I leaned forward, painting my own reflection in the window. Wide, dark eyes set in the pale moon of my face, all framed with thick curtains of black hair. I looked like a ghost, something ephemeral and weightless.

That was how I felt sometimes too—not really there. I wanted to feel something, to see what it was like to participate, even if it was only a glimpse. He was waiting for me, leaning against his car.

Maybe he’d always been waiting for me.

Since that first meeting and the sudden heat that had sparked between us, he had been waiting for me to initiate something so he could be sure I was ready. Waiting and wanting, because he had some idea of my background, if not the specifics. The consideration in that gesture, the sheer expanse of it, took my breath away.

He remained still until the floodlights flicked off, blanketing him in night. My eyes adjusted, and he came back into focus again, somehow clearer in the dark. His arms were crossed as he leaned back against the car. The driver’s side door hung open, an ignored invitation in favor of this.

I could see the glint of his eyes, his intensity unmasked. My imagination could fill in the rest—the short, stubby growth on his jaw after a long day of work, the shadows beneath his eyes.

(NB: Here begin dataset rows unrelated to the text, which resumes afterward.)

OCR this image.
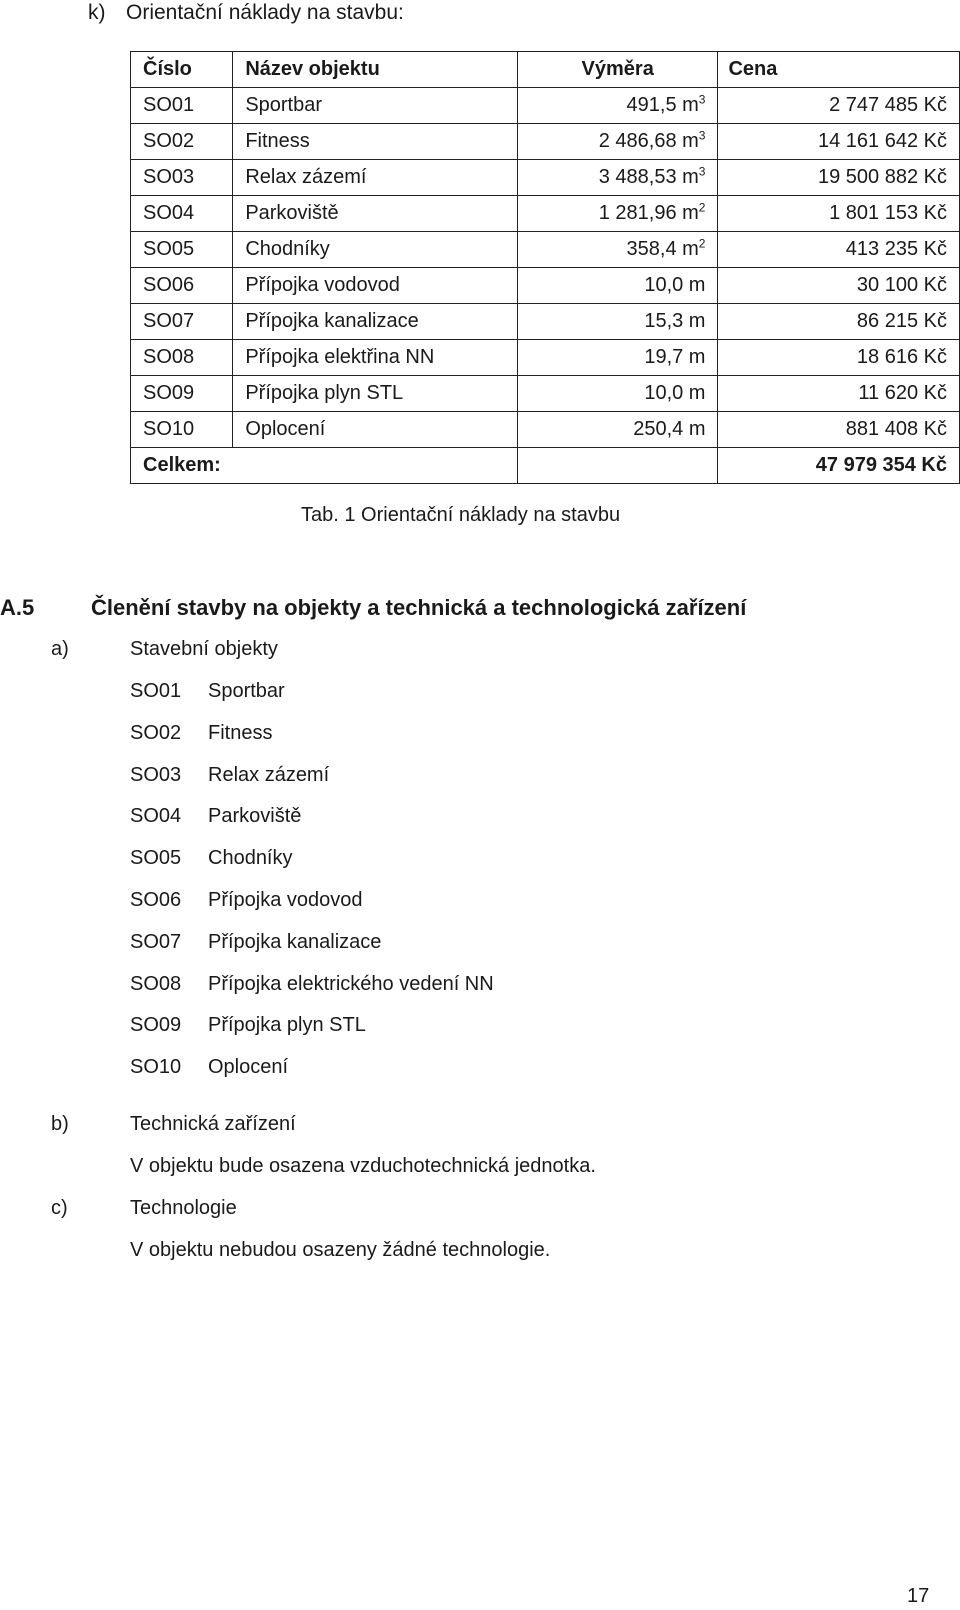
k) Orientační náklady na stavbu:
Číslo	Název objektu	Výměra	Cena
SO01	Sportbar	491,5 $m^3$	2 747 485 Kč
SO02	Fitness	2 486,68 $m^3$	14 161 642 Kč
SO03	Relax zázemí	3 488,53 $m^3$	19 500 882 Kč
SO04	Parkoviště	1 281,96 $m^2$	1 801 153 Kč
SO05	Chodníky	358,4 $m^2$	413 235 Kč
SO06	Přípojka vodovod	10,0 m	30 100 Kč
SO07	Přípojka kanalizace	15,3 m	86 215 Kč
SO08	Přípojka elektřina NN	19,7 m	18 616 Kč
SO09	Přípojka plyn STL	10,0 m	11 620 Kč
SO10	Oplocení	250,4 m	881 408 Kč
Celkem:			47 979 354 Kč
Tab. 1 Orientační náklady na stavbu
A.5	Členění stavby na objekty a technická a technologická zařízení
a)	Stavební objekty
SO01 Sportbar
SO02 Fitness
SO03 Relax zázemí
SO04 Parkoviště
SO05 Chodníky
SO06 Přípojka vodovod
SO07 Přípojka kanalizace
SO08 Přípojka elektrického vedení NN
SO09 Přípojka plyn STL
SO10 Oplocení
b)	Technická zařízení
V objektu bude osazena vzduchotechnická jednotka.
c)	Technologie
V objektu nebudou osazeny žádné technologie.
17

How could I show him; what did he want? Silly questions. Of course I knew. It was primal, the urge to bare myself, to offer myself, and only my fears kept me in check. It wasn’t the glass of the window or the bricks stacked beneath it. Only my fears kept us apart.

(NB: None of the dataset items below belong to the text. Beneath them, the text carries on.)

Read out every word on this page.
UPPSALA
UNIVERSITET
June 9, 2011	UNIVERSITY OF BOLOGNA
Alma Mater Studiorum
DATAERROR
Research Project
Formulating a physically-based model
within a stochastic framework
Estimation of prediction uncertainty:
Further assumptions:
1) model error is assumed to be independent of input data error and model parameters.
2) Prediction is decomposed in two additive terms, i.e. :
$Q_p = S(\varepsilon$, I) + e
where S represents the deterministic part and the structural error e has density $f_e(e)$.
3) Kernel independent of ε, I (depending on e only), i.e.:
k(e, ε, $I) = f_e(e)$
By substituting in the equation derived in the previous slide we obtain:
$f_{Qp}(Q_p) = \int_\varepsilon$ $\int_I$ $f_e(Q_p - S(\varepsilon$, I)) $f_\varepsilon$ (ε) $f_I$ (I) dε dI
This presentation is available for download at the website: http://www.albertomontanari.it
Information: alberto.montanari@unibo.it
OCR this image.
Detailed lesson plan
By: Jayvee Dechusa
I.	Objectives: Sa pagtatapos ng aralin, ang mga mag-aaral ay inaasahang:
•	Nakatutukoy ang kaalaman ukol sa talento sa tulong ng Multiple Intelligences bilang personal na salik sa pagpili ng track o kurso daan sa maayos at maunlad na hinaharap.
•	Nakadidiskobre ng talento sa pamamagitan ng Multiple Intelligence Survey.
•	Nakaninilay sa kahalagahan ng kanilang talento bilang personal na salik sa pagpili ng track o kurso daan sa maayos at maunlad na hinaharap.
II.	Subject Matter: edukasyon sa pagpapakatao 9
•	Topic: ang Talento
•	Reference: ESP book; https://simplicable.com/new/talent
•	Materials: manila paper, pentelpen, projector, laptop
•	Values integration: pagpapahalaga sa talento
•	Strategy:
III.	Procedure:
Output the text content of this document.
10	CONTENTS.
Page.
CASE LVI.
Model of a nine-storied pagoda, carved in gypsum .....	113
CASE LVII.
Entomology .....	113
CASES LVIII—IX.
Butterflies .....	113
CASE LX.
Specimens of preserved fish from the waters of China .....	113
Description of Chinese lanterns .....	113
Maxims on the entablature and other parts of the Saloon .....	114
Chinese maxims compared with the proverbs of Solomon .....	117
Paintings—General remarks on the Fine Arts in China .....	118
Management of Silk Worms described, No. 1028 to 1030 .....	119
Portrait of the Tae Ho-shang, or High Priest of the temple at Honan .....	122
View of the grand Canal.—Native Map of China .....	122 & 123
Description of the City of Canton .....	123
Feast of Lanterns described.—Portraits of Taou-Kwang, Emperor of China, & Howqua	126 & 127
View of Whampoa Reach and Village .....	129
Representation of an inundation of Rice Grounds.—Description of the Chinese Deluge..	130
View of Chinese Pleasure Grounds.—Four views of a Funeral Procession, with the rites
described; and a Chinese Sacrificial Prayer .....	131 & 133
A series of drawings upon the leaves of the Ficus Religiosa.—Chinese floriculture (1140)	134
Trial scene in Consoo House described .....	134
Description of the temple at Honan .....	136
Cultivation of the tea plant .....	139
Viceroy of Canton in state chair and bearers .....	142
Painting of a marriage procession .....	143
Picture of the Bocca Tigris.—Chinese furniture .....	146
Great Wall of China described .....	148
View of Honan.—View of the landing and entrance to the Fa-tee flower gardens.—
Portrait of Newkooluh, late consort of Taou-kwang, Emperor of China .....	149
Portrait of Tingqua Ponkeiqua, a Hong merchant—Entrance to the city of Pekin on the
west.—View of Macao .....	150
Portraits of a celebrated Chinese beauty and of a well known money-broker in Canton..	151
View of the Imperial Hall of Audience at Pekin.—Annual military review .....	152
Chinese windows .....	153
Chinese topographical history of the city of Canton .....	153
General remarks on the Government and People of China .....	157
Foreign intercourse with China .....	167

I toyed with the hem of my soft tank top, teasing him with a strip of flesh, blowing cool air across my belly. It wouldn’t be like this with him. His breath was hot, his body a furnace. That much I knew from the study earlier when he’d murmured in my ear. The window pane was emanating cold, holding out the chilly night air but failing just a little.

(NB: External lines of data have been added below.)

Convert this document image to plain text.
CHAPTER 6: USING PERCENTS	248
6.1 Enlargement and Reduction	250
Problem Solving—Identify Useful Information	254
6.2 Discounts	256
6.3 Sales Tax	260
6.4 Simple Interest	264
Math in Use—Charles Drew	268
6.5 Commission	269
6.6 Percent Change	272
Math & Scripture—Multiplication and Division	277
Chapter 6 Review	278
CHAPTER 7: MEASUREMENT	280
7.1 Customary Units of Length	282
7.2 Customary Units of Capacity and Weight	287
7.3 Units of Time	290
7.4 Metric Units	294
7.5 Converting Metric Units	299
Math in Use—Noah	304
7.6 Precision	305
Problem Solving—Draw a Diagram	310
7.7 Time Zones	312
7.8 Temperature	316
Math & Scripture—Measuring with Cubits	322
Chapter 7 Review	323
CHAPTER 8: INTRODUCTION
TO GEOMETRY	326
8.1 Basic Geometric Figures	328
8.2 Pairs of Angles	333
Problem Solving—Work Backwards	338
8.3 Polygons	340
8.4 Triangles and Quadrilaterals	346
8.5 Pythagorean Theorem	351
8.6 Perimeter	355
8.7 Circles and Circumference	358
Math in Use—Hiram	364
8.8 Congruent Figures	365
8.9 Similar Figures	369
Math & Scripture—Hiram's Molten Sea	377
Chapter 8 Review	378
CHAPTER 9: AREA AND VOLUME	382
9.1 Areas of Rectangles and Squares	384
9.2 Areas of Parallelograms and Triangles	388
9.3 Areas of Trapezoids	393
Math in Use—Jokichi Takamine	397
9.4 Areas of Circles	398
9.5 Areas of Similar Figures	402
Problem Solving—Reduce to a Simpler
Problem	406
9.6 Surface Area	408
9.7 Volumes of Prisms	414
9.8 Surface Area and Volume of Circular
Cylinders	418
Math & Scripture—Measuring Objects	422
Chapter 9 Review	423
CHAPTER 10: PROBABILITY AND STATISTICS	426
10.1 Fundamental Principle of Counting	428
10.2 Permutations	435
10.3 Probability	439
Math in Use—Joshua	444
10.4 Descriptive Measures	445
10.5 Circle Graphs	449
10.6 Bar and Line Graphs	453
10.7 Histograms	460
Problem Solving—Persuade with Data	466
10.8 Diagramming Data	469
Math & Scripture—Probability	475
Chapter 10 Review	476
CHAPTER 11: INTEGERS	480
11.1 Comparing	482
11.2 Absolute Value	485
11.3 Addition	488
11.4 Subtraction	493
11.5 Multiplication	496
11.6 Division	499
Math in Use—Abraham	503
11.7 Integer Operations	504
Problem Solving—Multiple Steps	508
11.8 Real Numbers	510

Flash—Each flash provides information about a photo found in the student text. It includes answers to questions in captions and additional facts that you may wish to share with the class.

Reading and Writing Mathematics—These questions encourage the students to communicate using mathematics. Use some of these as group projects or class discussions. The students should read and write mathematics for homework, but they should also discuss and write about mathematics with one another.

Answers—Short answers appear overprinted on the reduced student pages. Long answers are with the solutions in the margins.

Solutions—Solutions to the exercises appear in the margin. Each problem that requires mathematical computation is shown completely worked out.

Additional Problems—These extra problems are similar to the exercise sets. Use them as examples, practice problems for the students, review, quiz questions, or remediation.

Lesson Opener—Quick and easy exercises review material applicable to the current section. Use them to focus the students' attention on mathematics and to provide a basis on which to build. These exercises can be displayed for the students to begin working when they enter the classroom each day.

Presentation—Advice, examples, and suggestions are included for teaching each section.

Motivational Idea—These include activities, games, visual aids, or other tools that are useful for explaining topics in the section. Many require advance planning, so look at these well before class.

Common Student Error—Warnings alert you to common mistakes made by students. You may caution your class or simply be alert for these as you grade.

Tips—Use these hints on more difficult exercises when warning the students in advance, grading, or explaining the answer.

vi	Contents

He must be freezing, but he didn’t look it, not even as a breeze ruffled a lock of hair over his forehead. He looked like he could wait forever, but why should he have to? I wouldn’t be a coward, not tonight.

I had dressed for sleep after my shower, so there was nothing underneath the thin fabric of my tank top. I tugged the shirt off and let it slip from my fingers. My skin pebbled with goose bumps at the chill. My nipples tightened almost painfully. He might have been a statue, he was so still. I felt the opposite, tingling and aware. It was too much—too embarrassing, too revealing—but exactly what I had been waiting for.

What next? If there was a script to forbidden exhibitionism, I had never read it. I moved with pent-up desire, acted on ideas unformed. I trailed my palms up my stomach and lifted my small breasts like an offering.

I wanted his hands on me, wanted him to touch and caress and pinch me, so I did it myself, grasping my nipples between my thumb and forefinger. I squeezed slightly, and as if he were connected to me, as if
he
had done it, his body jerked infinitesimally.